Monday, May 14, 2012

Warning from The Crazy Dog Lady

I was always warned about the “crazy cat ladies”.  These women were old, single, pathetic and always owned a minimum of 20 cats.  In the past they were called old maids, and exiled to a decrepit home in the East Hamptons where they donned weird hats and sang to themselves.  Now they are put on TV on what should be a TLC show, but is actually on Animal Planet, Confessions: Animal Hoarders.  (Why not just call it Animal Hoarders? Is there a series of Confessions shows on Animal Planet?  What other confessions related to animals could there be?  Confessions:  I’m into besitality.  Confessions: I think I’m a dog.  Okay, so I guess there could be other animal related confession shows.  But I digress.)  

What no one warned me about was the possibility of being a crazy dog lady.  So of course, that’s what I am.  I have three dogs in an 1100 sq ft, 1 bedroom apartment.  Granted, unlike most cat ladies, I do have a boyfriend, but at times I consider him to be more like a fourth dog.  He scarfs down a bowl of food and then curls up on the couch to take a nap.

When someone I’m talking to mentions their dog (their 1 dog, mind you) I invariably mention one of my dogs (as I am want to bring the conversation around to being about me no matter what the topic).  They then say “oh, you have a dog?  what kind?”  When I respond that I have not 1 dog, but 3, a look of concern, disgust and sometimes even panic appears on their face.  I am something not many people come in contact with.  The crazy dog lady.  

Once they have learned this fact about me it becomes the only fact worth knowing.  From that moment on all we will ever talk about is cute things dogs do.  And for the most part I’m fine with that, as I hate most everyone I meet and want nothing more than to never speak to them again.  But then I feel pressure to out-cute them and let’s be honest, there are really only ten cute things a dog can do.  They can’t talk, which means they can’t say something funny, so every discussion is just a variation on one of those ten cute dog things.  

And that’s people with dogs.  People without dogs find my stories unbearably annoying.  I can tell.  You’re getting annoyed right now, just imagining me telling these stories about my dogs.  You’re thinking “shut the fuck up about your fucking dogs” and you’re right.  Because while no one has ever said that to me, I can tell they’ve been thinking it.  I can see it in their eyes.  THEIR EYES.  

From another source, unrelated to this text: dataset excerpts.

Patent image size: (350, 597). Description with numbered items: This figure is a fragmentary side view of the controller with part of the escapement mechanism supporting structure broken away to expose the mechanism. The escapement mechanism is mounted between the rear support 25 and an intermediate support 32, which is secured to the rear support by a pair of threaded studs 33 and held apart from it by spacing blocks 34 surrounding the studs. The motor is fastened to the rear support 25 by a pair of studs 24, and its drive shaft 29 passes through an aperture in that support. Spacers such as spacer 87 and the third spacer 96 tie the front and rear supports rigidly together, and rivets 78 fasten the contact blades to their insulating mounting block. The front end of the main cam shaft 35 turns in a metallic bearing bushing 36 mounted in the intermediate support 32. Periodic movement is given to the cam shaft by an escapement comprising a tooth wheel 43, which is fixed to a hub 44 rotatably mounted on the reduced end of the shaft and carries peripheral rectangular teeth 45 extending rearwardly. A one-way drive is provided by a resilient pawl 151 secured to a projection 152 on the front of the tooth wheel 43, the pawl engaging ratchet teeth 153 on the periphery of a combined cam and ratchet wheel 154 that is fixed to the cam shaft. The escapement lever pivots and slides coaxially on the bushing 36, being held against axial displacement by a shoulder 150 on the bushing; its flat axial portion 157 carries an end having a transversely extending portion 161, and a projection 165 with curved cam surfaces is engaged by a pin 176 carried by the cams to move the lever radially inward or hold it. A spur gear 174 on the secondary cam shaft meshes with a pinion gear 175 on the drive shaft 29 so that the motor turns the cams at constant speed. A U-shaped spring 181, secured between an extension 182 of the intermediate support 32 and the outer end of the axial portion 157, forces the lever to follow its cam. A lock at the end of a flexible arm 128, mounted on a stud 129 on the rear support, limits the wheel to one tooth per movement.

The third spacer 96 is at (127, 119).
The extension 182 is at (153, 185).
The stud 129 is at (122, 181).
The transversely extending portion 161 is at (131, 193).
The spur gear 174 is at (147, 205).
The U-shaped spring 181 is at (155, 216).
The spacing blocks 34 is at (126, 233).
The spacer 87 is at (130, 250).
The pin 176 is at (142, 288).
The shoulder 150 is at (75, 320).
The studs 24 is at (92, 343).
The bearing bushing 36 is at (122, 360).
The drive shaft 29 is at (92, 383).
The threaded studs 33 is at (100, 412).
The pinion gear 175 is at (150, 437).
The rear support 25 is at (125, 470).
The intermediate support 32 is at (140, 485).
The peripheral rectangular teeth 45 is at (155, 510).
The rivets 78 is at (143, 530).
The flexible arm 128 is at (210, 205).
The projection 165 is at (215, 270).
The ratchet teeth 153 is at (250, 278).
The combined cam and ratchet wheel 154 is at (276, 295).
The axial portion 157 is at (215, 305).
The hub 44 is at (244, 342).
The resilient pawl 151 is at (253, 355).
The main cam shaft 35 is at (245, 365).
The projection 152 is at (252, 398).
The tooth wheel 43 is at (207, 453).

But things just get worse.  The other day I made up a rap about being a dog that I then pretended my dog was singing and dancing to.  It went a little something like this “I’m a dog, I’ve got paws and I do the humpty dumpty.  Get up off of my rug.  Get up off of my rug.  Get up off of my rug or I’ll show you what I’m made of.”  I later cut it down to just one “Get up off of my rug” for the radio version.  The saddest part is, I don’t even know what the humpty dumpty is.

I’m basically unable to travel since I can’t afford to board all three dogs.  I can’t be spontaneous and go out at night and think so what if I end up passed out drunk on a friend’s couch.  I can’t even go out to brunch without feeling guilty that the dogs can’t go out to brunch to.  (Little known fact: Dogs love eggs benedict.  Also their own vomit and shoes.)  It is pretty much inevitable that I will become that woman on Confessions: Animal Hoarders that lives in a trailer with 20 pets while her husband lives in a separate trailer because he can’t stand the smell of shit anymore.  It’s too late to change things now, but let this serve as a warning for all young women out there.  There is such a thing as a crazy dog lady.  I am her.